Day 49 - Weston-super-Mare to Clevedon
During the
previous 48 days, we've missed a couple of "outbound" connections
because of late train arrivals at Exeter, and one return journey due to
ailing/delayed Colin at Widemouth Bay. It may be slightly surprising that,
until now, none of us has done - or omitted to do - something which has
resulted in failure to catch a train, but it's certainly surprising how that
run is broken this morning. Ben arrives at Paddington in time for the outbound
journey , but then boards the wrong train. The consequence is far more
significant in terms of expense for Ben than delay to the walk. His arrival at
Weston is only half an hour after John's and Gary's and we're all at the sea
front by 10:15. It soon becomes apparent that there are a few unnecessary items
in the bagging areas, namely waterproofs which we've all brought but which,
contrary to forecasts during the last few days, are unlikely to be required. A
pleasant enough start to the day along the coast outside Weston but then,
around mid-day and just before St Thomas's Head, we start a series of inland
diversions to get round/over the Rivers Banwell and Yeo. The early afternoon
route also involves crossing and re-crossing the M5. John's not entirely
serious suggestion that we wait for gaps in the traffic at least has the effect
of managing expectations, and the fences, tunnel, fields and footbridge which
we actually negotiate seem relatively tame.

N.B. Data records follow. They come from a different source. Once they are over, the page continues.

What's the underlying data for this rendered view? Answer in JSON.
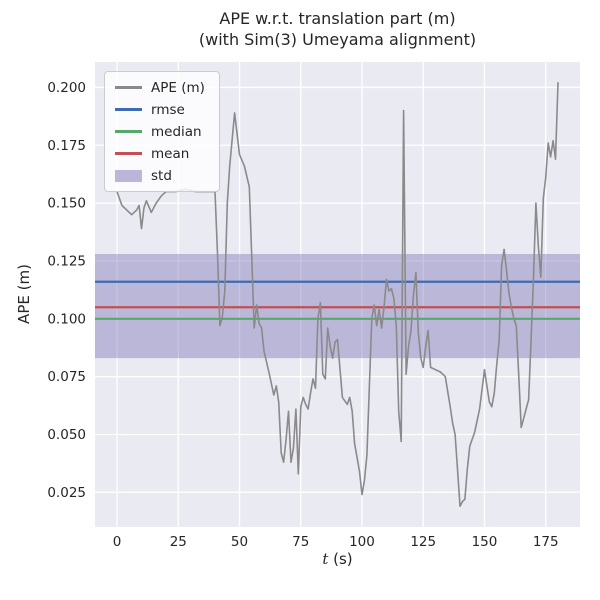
{
  "figure": {
    "title_line1": "APE w.r.t. translation part (m)",
    "title_line2": "(with Sim(3) Umeyama alignment)",
    "xlabel_var": "t",
    "xlabel_unit": "(s)",
    "ylabel": "APE (m)"
  },
  "colors": {
    "plot_bg": "#eaeaf2",
    "grid": "#ffffff",
    "text": "#262626",
    "ape_line": "#8a8a8a",
    "rmse": "#3d6bb5",
    "median": "#55a868",
    "mean": "#c44e52",
    "std": "#7a70b5",
    "legend_border": "#cccccc"
  },
  "legend": {
    "items": [
      {
        "label": "APE (m)",
        "type": "line",
        "color_key": "ape_line"
      },
      {
        "label": "rmse",
        "type": "line",
        "color_key": "rmse"
      },
      {
        "label": "median",
        "type": "line",
        "color_key": "median"
      },
      {
        "label": "mean",
        "type": "line",
        "color_key": "mean"
      },
      {
        "label": "std",
        "type": "patch",
        "color_key": "std"
      }
    ]
  },
  "chart_data": {
    "type": "line",
    "title": "APE w.r.t. translation part (m)\n(with Sim(3) Umeyama alignment)",
    "xlabel": "t (s)",
    "ylabel": "APE (m)",
    "xlim": [
      -9,
      189
    ],
    "ylim": [
      0.01,
      0.211
    ],
    "grid": true,
    "legend_position": "upper left",
    "xticks": [
      {
        "v": 0,
        "label": "0"
      },
      {
        "v": 25,
        "label": "25"
      },
      {
        "v": 50,
        "label": "50"
      },
      {
        "v": 75,
        "label": "75"
      },
      {
        "v": 100,
        "label": "100"
      },
      {
        "v": 125,
        "label": "125"
      },
      {
        "v": 150,
        "label": "150"
      },
      {
        "v": 175,
        "label": "175"
      }
    ],
    "yticks": [
      {
        "v": 0.025,
        "label": "0.025"
      },
      {
        "v": 0.05,
        "label": "0.050"
      },
      {
        "v": 0.075,
        "label": "0.075"
      },
      {
        "v": 0.1,
        "label": "0.100"
      },
      {
        "v": 0.125,
        "label": "0.125"
      },
      {
        "v": 0.15,
        "label": "0.150"
      },
      {
        "v": 0.175,
        "label": "0.175"
      },
      {
        "v": 0.2,
        "label": "0.200"
      }
    ],
    "stats": {
      "rmse": 0.116,
      "median": 0.1,
      "mean": 0.105,
      "std_low": 0.083,
      "std_high": 0.128
    },
    "series": [
      {
        "name": "APE (m)",
        "points": [
          [
            0,
            0.155
          ],
          [
            2,
            0.149
          ],
          [
            4,
            0.147
          ],
          [
            6,
            0.145
          ],
          [
            8,
            0.147
          ],
          [
            9,
            0.149
          ],
          [
            10,
            0.139
          ],
          [
            11,
            0.148
          ],
          [
            12,
            0.151
          ],
          [
            14,
            0.146
          ],
          [
            16,
            0.15
          ],
          [
            18,
            0.153
          ],
          [
            20,
            0.155
          ],
          [
            24,
            0.155
          ],
          [
            28,
            0.156
          ],
          [
            32,
            0.155
          ],
          [
            36,
            0.155
          ],
          [
            40,
            0.155
          ],
          [
            41,
            0.128
          ],
          [
            42,
            0.097
          ],
          [
            43,
            0.101
          ],
          [
            44,
            0.112
          ],
          [
            45,
            0.15
          ],
          [
            46,
            0.166
          ],
          [
            48,
            0.189
          ],
          [
            50,
            0.171
          ],
          [
            52,
            0.166
          ],
          [
            54,
            0.157
          ],
          [
            55,
            0.126
          ],
          [
            56,
            0.096
          ],
          [
            57,
            0.106
          ],
          [
            58,
            0.098
          ],
          [
            59,
            0.096
          ],
          [
            60,
            0.086
          ],
          [
            62,
            0.077
          ],
          [
            64,
            0.067
          ],
          [
            65,
            0.071
          ],
          [
            66,
            0.064
          ],
          [
            67,
            0.042
          ],
          [
            68,
            0.038
          ],
          [
            69,
            0.048
          ],
          [
            70,
            0.06
          ],
          [
            71,
            0.038
          ],
          [
            72,
            0.044
          ],
          [
            73,
            0.061
          ],
          [
            74,
            0.033
          ],
          [
            75,
            0.062
          ],
          [
            76,
            0.066
          ],
          [
            77,
            0.063
          ],
          [
            78,
            0.061
          ],
          [
            79,
            0.068
          ],
          [
            80,
            0.074
          ],
          [
            81,
            0.07
          ],
          [
            82,
            0.1
          ],
          [
            83,
            0.107
          ],
          [
            84,
            0.076
          ],
          [
            85,
            0.074
          ],
          [
            86,
            0.096
          ],
          [
            87,
            0.088
          ],
          [
            88,
            0.083
          ],
          [
            89,
            0.09
          ],
          [
            90,
            0.091
          ],
          [
            92,
            0.066
          ],
          [
            94,
            0.063
          ],
          [
            95,
            0.066
          ],
          [
            96,
            0.06
          ],
          [
            97,
            0.046
          ],
          [
            98,
            0.04
          ],
          [
            99,
            0.034
          ],
          [
            100,
            0.024
          ],
          [
            101,
            0.03
          ],
          [
            102,
            0.041
          ],
          [
            103,
            0.07
          ],
          [
            104,
            0.1
          ],
          [
            105,
            0.106
          ],
          [
            106,
            0.097
          ],
          [
            107,
            0.104
          ],
          [
            108,
            0.096
          ],
          [
            109,
            0.105
          ],
          [
            110,
            0.117
          ],
          [
            111,
            0.112
          ],
          [
            112,
            0.113
          ],
          [
            113,
            0.109
          ],
          [
            114,
            0.097
          ],
          [
            115,
            0.06
          ],
          [
            116,
            0.047
          ],
          [
            117,
            0.19
          ],
          [
            118,
            0.076
          ],
          [
            119,
            0.088
          ],
          [
            120,
            0.095
          ],
          [
            121,
            0.11
          ],
          [
            122,
            0.12
          ],
          [
            123,
            0.094
          ],
          [
            124,
            0.083
          ],
          [
            125,
            0.079
          ],
          [
            126,
            0.088
          ],
          [
            127,
            0.095
          ],
          [
            128,
            0.079
          ],
          [
            130,
            0.078
          ],
          [
            132,
            0.077
          ],
          [
            134,
            0.075
          ],
          [
            136,
            0.062
          ],
          [
            137,
            0.055
          ],
          [
            138,
            0.05
          ],
          [
            139,
            0.035
          ],
          [
            140,
            0.019
          ],
          [
            141,
            0.021
          ],
          [
            142,
            0.022
          ],
          [
            143,
            0.035
          ],
          [
            144,
            0.045
          ],
          [
            146,
            0.051
          ],
          [
            148,
            0.061
          ],
          [
            150,
            0.078
          ],
          [
            151,
            0.071
          ],
          [
            152,
            0.064
          ],
          [
            153,
            0.062
          ],
          [
            154,
            0.068
          ],
          [
            155,
            0.08
          ],
          [
            156,
            0.091
          ],
          [
            157,
            0.123
          ],
          [
            158,
            0.13
          ],
          [
            159,
            0.121
          ],
          [
            160,
            0.111
          ],
          [
            161,
            0.105
          ],
          [
            162,
            0.1
          ],
          [
            163,
            0.097
          ],
          [
            164,
            0.075
          ],
          [
            165,
            0.053
          ],
          [
            166,
            0.057
          ],
          [
            167,
            0.061
          ],
          [
            168,
            0.065
          ],
          [
            169,
            0.09
          ],
          [
            170,
            0.118
          ],
          [
            171,
            0.15
          ],
          [
            172,
            0.131
          ],
          [
            173,
            0.118
          ],
          [
            174,
            0.152
          ],
          [
            175,
            0.161
          ],
          [
            176,
            0.176
          ],
          [
            177,
            0.17
          ],
          [
            178,
            0.177
          ],
          [
            179,
            0.169
          ],
          [
            180,
            0.202
          ]
        ]
      }
    ]
  }
}
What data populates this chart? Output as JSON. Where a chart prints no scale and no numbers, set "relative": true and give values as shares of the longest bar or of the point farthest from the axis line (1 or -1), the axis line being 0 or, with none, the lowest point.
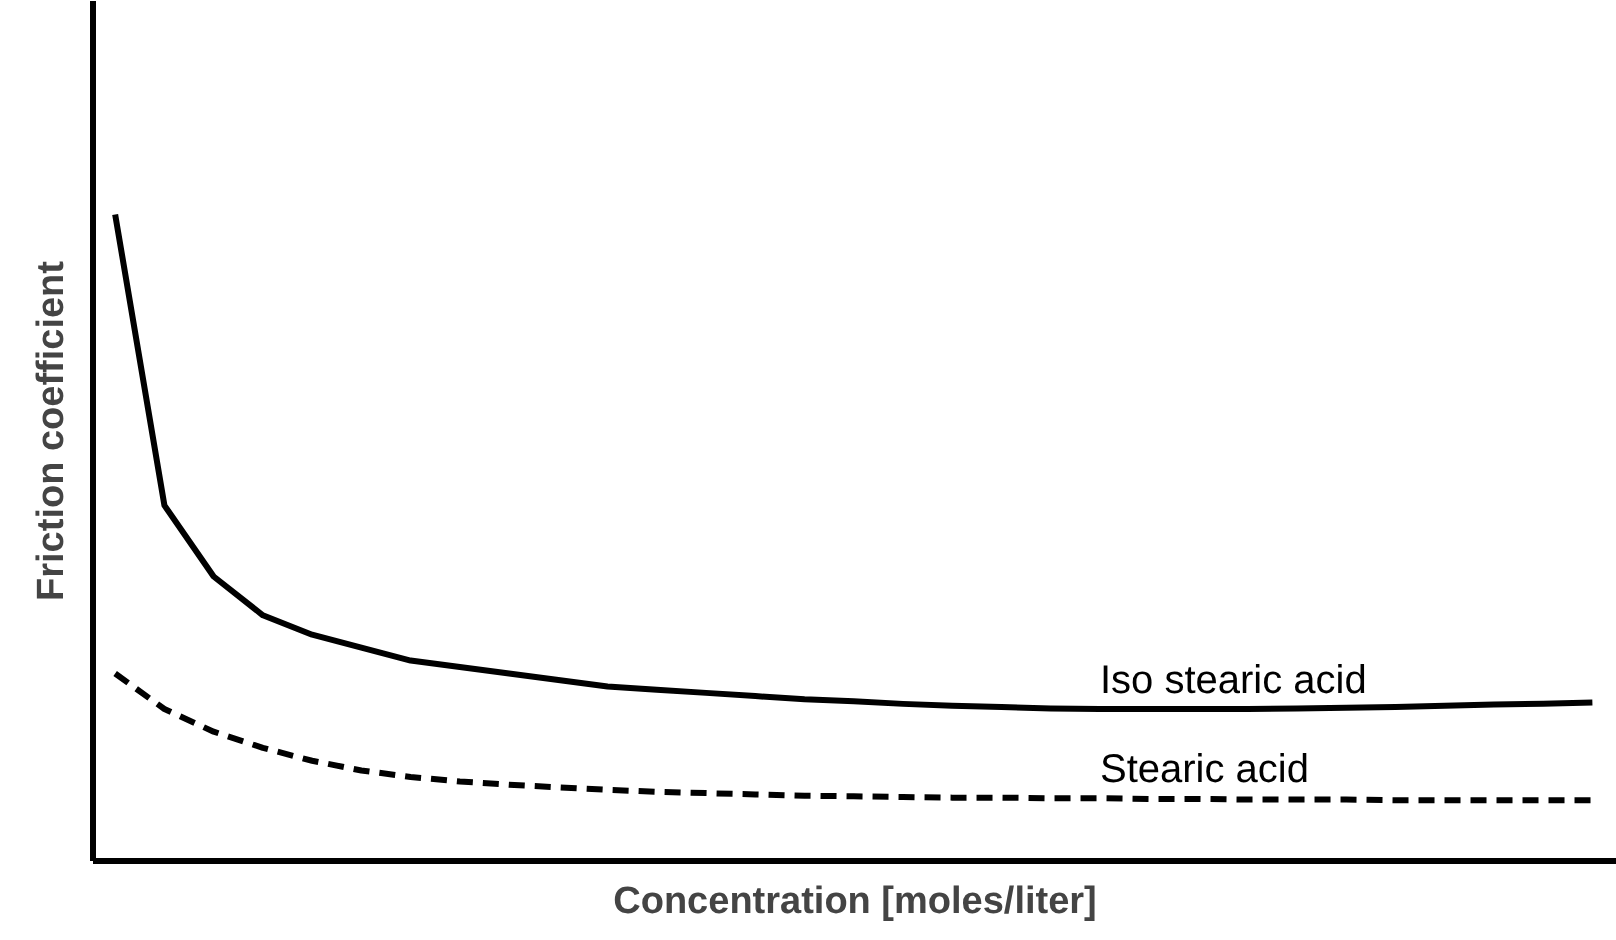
{
  "chart_data": {
    "type": "line",
    "relative": true,
    "xlabel": "Concentration [moles/liter]",
    "ylabel": "Friction coefficient",
    "grid": false,
    "legend": false,
    "marker": "none",
    "categories": [
      null,
      null,
      null,
      null,
      null,
      null,
      null,
      null,
      null,
      null,
      null,
      null,
      null,
      null,
      null,
      null,
      null,
      null,
      null,
      null,
      null,
      null,
      null,
      null,
      null,
      null,
      null,
      null,
      null,
      null,
      null
    ],
    "series": [
      {
        "name": "Iso stearic acid",
        "color": "#000000",
        "line_style": "solid",
        "values": [
          1.0,
          0.55,
          0.44,
          0.38,
          0.35,
          0.33,
          0.31,
          0.3,
          0.29,
          0.28,
          0.27,
          0.265,
          0.26,
          0.255,
          0.25,
          0.247,
          0.243,
          0.24,
          0.238,
          0.236,
          0.235,
          0.235,
          0.235,
          0.235,
          0.236,
          0.237,
          0.238,
          0.24,
          0.242,
          0.243,
          0.245
        ]
      },
      {
        "name": "Stearic acid",
        "color": "#000000",
        "line_style": "dashed",
        "values": [
          0.29,
          0.235,
          0.2,
          0.175,
          0.155,
          0.14,
          0.13,
          0.123,
          0.118,
          0.114,
          0.11,
          0.107,
          0.105,
          0.103,
          0.101,
          0.1,
          0.099,
          0.098,
          0.098,
          0.097,
          0.097,
          0.096,
          0.096,
          0.095,
          0.095,
          0.095,
          0.094,
          0.094,
          0.094,
          0.094,
          0.094
        ]
      }
    ]
  }
}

We eventually regain the coast
shortly after Kingston Seymour and, by 4:30, are approaching our overnight stop
at Clevedon. We decide against pre-arrival sharpeners (the pubs we pass aren't
all that tempting) and get to the Walton Park - a Best Westin Hotel - around
5:00. The bad news is that the bar doesn't open until 6:00. The good news is
that drinks can be ordered and brought to us in the lounge - a facility of
which we take advantage twice, in the welcome form of a couple of pints of
cider each. After changing, and taking the view that the dining room might be a
bit too formal, we have supper in the bar - a window table with views over the
Avon and Clevedon Pier. Pretty good food too (burger/steak pie/fish)
accompanied by further ciders and two bottles of red. Cheese and biscuits to
end the evening, along with a sticky each for John and Ben.